PHENOMENALITY: *marvelous*
MYTHICITY: *fair*
FRYEAN MYTHOS: *adventure*
CAMPBELLIAN FUNCTION: *metaphysical*
I've not read many of the 1983-88 manga series FIST OF THE NORTH STAR, and I've seen few episodes of the eighties TV adaptation, but neither affects my review of this theatrical film. According to Wiki it's an "alternative re-telling" of the manga's early years, condensing the essential "origin story" of the main character and his opponents into a reasonably holistic package.

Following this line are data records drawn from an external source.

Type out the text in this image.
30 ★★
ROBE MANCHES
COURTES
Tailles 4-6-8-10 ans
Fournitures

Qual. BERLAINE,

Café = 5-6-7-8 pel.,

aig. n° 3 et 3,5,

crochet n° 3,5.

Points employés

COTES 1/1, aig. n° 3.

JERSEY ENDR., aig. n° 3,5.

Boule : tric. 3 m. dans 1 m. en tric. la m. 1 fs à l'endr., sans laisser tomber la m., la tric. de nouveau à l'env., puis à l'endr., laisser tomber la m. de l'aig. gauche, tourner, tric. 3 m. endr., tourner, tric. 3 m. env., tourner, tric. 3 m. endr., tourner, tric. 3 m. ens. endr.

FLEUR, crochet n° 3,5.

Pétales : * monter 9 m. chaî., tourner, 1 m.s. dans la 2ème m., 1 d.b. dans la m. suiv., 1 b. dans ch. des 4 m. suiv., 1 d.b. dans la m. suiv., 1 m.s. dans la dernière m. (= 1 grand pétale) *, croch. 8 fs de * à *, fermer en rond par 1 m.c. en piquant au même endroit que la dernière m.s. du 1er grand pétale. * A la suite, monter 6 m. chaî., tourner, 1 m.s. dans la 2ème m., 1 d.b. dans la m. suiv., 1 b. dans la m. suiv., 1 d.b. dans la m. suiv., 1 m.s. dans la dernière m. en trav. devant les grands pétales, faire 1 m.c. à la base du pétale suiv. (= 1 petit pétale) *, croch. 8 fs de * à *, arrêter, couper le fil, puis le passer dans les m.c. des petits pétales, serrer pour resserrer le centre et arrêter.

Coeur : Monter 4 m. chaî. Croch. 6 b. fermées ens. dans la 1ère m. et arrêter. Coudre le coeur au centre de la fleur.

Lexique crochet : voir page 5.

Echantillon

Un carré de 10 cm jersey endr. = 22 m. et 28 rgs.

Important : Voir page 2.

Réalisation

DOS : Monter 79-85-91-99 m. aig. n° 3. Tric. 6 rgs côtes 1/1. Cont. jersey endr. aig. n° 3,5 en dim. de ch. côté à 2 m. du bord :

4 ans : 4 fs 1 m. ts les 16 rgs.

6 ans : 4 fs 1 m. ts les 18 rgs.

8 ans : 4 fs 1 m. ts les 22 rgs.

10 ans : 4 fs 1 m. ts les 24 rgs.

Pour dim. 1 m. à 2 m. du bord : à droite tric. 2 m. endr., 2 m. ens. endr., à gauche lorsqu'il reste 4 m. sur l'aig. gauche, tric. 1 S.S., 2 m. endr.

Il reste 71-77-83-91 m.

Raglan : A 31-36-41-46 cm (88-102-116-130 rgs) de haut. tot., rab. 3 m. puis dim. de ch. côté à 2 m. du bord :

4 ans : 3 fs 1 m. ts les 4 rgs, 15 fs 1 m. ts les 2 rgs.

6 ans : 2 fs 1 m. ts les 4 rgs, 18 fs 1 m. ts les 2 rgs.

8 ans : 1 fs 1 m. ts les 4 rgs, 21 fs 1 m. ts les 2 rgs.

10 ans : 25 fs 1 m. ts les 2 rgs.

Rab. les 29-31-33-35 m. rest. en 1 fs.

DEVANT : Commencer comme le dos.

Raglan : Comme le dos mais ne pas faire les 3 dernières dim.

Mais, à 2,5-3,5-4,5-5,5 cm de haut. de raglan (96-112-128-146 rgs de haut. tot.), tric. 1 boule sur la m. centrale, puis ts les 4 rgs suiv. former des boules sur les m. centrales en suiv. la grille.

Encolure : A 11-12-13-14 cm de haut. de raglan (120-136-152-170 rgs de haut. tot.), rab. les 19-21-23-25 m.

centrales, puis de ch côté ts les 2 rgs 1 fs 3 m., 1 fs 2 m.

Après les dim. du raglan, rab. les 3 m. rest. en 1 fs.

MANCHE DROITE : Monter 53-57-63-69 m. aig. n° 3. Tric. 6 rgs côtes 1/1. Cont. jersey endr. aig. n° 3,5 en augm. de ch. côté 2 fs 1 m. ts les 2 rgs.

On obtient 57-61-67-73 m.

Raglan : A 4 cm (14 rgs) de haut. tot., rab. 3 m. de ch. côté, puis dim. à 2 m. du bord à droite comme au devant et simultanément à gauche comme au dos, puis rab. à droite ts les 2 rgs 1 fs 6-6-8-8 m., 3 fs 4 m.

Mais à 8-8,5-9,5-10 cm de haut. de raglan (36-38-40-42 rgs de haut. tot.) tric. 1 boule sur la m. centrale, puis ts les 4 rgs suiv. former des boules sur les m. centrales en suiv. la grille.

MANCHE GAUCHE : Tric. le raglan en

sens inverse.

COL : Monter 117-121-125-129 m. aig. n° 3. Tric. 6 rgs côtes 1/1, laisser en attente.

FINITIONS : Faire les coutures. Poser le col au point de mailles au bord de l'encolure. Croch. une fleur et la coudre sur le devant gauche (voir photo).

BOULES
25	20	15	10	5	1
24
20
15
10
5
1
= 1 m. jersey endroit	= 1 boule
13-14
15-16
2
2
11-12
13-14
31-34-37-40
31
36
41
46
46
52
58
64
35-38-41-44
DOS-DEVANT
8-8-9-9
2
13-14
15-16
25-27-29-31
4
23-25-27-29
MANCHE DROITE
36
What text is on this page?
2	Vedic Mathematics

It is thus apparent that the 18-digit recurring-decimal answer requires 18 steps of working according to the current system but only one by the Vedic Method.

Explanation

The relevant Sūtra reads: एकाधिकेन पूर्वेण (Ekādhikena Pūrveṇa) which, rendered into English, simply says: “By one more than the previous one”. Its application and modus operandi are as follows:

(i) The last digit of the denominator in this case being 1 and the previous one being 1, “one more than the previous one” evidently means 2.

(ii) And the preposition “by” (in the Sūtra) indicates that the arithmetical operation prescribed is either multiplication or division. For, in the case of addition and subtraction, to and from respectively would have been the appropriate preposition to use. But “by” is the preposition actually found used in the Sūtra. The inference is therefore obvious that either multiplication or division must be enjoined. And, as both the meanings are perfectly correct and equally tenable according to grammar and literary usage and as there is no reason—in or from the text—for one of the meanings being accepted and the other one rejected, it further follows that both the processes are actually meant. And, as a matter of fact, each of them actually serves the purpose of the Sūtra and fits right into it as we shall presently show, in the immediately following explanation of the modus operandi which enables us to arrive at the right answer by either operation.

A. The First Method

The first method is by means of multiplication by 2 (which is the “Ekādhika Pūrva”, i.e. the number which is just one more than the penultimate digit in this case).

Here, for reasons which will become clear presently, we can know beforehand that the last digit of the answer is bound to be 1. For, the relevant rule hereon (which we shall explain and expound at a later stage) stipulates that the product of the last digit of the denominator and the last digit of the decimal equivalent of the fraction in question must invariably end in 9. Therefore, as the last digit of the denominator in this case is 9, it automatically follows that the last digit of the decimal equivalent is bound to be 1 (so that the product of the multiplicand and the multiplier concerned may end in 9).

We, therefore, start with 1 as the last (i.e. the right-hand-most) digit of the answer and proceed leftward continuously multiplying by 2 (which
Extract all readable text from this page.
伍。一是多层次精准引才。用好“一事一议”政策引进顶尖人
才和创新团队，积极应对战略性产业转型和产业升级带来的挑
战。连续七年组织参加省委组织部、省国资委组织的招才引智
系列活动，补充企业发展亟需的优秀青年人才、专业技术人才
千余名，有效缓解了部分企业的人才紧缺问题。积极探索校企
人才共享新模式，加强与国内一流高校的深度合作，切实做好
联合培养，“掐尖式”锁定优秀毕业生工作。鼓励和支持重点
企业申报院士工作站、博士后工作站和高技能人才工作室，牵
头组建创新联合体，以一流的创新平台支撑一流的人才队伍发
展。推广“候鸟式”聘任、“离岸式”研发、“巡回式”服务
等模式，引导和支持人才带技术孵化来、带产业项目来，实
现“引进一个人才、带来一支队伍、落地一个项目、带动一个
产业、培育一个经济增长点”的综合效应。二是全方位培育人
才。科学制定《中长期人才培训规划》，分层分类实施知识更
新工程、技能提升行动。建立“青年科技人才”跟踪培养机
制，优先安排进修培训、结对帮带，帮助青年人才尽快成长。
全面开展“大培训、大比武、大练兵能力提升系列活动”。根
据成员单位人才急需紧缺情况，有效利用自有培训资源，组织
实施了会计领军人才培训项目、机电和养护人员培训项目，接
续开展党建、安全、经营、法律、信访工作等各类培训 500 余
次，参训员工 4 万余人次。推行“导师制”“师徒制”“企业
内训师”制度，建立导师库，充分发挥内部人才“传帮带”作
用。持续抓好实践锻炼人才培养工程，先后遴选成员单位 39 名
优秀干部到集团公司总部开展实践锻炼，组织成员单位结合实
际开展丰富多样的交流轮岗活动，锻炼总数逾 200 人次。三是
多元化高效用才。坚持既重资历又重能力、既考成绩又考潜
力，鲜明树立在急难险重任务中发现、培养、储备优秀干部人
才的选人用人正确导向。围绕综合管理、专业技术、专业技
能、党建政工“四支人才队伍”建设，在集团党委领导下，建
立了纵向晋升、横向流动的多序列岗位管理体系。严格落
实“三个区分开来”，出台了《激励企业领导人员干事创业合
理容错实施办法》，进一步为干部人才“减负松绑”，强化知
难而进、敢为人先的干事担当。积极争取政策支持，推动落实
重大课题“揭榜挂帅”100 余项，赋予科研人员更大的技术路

Once again humanity has succumbed to apocalypse, though this time most of the action seems to take place in a devastated Japan, since most characters have Japanese names and make references to Japanese culture. (One exception: the American dub I watched calls a female character named "Yuria" by the name "Juliet.") In the midst of a cultural chaos, wherein everything has been reduced down to medieval strongholds, the martial master Kenshiro has mastered a special art with which he can literally cause human bodies to explode. However, he faces competition from one of his training-mates, Shin, a master of a rival style. Shin claims that he's in love with Yuria and seeks to claim her by force. Shin wins the fight and marks Ken with wounds across his chest that resemble the Big Dipper constellation, home of the titular "North Star." Shin leaves Ken alive and absconds with Yuria.
When Ken recovers, he embarks on a peripatetic journey in quest of Shin and Yuria, occasionally using his skills to succor helpless victims of tyranny. Little does Ken know that even after he meets and conquers Shin, there's a Bigger Big Bad waiting in the wings-- an even more skilled fighter, Raoh, who wants to take out Ken so that Raoh can rule the decimated world.
STAR is a good basic fantasy-adventure, and the only suggestion of complexity are some freewheeling references to philosophical concepts like "yin and yang" as they apply to these fantasy martial arts. Once or twice Ken's skills are said to incarnate some cosmic principles necessary for the healing of the ruined environment, but this is not pursued with any rigor. Viewers with queasy stomachs probably will not be wild over all the exploding bodies, which in retrospect seems "very eighties."